How to Learn Programming

This guide is a little different from most guides on learning to program in the mid-2020s. You'll find some concrete advice and steps to get started, but the emphasis is on how to think about the process rather than what specific tools to use. See Learning Python for more context-specific suggestions.

What Do You Mean By Programming?

In my experience there are at least five types of programming. They are certainly related, but "learning programming" usually means starting with one of them:

Programming contests or puzzles — Competitive programming, algorithmic challenges (LeetCode, Advent of Code)
Scientific or financial programming — Data analysis, modelling, simulation; heavy on mathematics
Programming applications — Back-end, mid-layer, native apps; the classic software engineering path
Graphics, front-end, and web programming — What things look like and how they behave in a browser
Low-level programming — Systems programming, embedded systems, hardware interfaces

Some areas require thinking from more than one of these. Games are a particularly good example — graphics-heavy games draw on both front-end thinking and performance-critical low-level thinking.

There are many opinions about what to learn first. I don't really have a strong "should" here: learn whatever gets you excited and interested so that you can continue. If you have a specific goal, diving directly into the area that serves that goal is often the smoothest path in.

A Coding Process for Bigger Challenges

When confronted with a programming challenge that appears large and unclear, there are a few rules of thumb that can do wonders for your confidence:

1. Write the problem in your own words.

Rewrite the assignment brief or problem description as if you were explaining it to someone else. This forces you to identify what you don't understand. If the brief is vague — "build a website for yourself," "create a map for a game" — start by writing out the smallest, simplest thing you can think of that might get the job done.

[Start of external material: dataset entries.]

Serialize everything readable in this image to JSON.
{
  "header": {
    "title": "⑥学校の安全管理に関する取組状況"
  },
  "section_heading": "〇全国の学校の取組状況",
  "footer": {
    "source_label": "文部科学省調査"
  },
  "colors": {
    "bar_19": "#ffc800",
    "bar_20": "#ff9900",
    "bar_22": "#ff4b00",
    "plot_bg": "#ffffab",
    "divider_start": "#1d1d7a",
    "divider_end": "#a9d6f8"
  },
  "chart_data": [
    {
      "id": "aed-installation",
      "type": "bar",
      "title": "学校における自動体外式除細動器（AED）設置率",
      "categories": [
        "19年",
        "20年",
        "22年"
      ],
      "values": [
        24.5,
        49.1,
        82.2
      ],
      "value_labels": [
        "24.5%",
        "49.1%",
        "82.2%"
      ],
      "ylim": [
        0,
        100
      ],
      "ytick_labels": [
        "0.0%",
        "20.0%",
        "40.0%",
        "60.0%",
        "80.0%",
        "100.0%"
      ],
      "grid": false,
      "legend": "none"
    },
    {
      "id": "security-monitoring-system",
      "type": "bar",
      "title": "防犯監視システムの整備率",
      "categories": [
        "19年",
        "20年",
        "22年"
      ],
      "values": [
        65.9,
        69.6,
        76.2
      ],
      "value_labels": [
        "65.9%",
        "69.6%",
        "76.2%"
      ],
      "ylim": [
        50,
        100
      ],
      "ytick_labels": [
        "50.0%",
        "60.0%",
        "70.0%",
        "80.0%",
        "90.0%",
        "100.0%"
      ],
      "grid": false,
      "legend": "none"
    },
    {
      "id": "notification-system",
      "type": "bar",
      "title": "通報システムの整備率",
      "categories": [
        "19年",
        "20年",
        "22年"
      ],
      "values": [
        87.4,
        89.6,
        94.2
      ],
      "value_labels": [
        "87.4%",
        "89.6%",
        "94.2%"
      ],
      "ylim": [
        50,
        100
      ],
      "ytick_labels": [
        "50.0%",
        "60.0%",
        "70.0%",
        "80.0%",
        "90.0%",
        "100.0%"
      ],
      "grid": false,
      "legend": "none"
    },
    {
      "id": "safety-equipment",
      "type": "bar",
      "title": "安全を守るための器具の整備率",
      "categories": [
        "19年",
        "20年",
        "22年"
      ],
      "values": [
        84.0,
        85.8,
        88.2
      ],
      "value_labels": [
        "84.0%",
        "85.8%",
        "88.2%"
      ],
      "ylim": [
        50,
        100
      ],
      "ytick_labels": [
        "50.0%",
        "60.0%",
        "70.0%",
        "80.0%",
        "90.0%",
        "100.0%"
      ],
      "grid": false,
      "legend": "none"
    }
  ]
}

2. Think through what variables you'll need.

As you work through the problem, note what variables you'll need and what type they might be. If you're not sure of the data type, think through what you need the variable to do — what it needs to store, how it'll be manipulated. Then look at documentation about data structures that might solve that problem. Pick the simplest option to start with, even if it doesn't meet all your needs perfectly.

3. List the behaviours you want the program to produce.

Break each larger behaviour into as many substeps as you can. For example, "tell the user where they are located" might break down into: provide a prompt and a chance for them to ask; receive their input; process it; provide an answer based on a stored variable. If you haven't stored the variable yet, that goes at the top of your list.

4. Think through conditions and function signatures.

What if/else checks do you need? What does each function need as input, and what type should it return? It's fine to have if-statements and function definitions sitting in your editor with "TODO" comments marking what needs to happen before and after.

All of the above can be done in any text document, or on paper. Some people plan; others write a lot of comments in their code that cover the same ground. Either approach works.

When You Get to the Actual Coding

Start with the simplest editor you can. Especially at the beginning, a fully-fledged IDE can feel overwhelming. For my courses I recommend starting with online "lite" environments — Jupyter Notebooks, online C# interpreters, Replit. With that in mind:

Name things clearly. A good variable name is descriptive, even if it ends up longer than you'd like. Abbreviated names you can't recognise later are the worst kind.
Comment as you go. Describe your intentions for each section of code. This helps you solve problems before they happen and makes changes easier later.
Print statements are your friends. If you need to check the state of a variable before an if-statement or during a loop, print it with a short label. Digital ink is free.
Not knowing where to begin is normal. Starting is more important than being correct. Writing a plan (see above) helps you find your footing, and also makes it easier to ask for help effectively.

"I don't get it" is not a productive way to ask for help. "I am stuck on this part of the plan because I don't understand how to do X" points someone directly to where the gap is. This applies to teachers, colleagues, and documentation alike.
Everyone uses documentation. Not remembering how something works is expected. Not knowing how to find it isn't necessary. Learning to read documentation — understanding what methods and functions exist and how to use them — is what programming looks like at the beginning, middle, and end. The documentation and problems just get more complex over time.
Do the minimum required first, then expand. It's easy to get absorbed in the part of a project you find interesting and forget the rest. In coding, the minimum requirements are usually genuinely enough to demonstrate what you've learned. Anything beyond that is for your own learning, not for the assignment.

A Note on Getting Stuck

Getting stuck is not a sign that you can't do this. It is the normal state of writing software.

The useful question to ask when you're stuck is not "why can't I do this?" but "what specifically don't I understand right now?" Often this leads directly to what you need to look up, or what you need to ask.

If you've been stuck for a while and your usual approaches aren't working: step away, come back, and try to re-read your own code as if it were someone else's. The problem is usually closer to the top of the file than you think.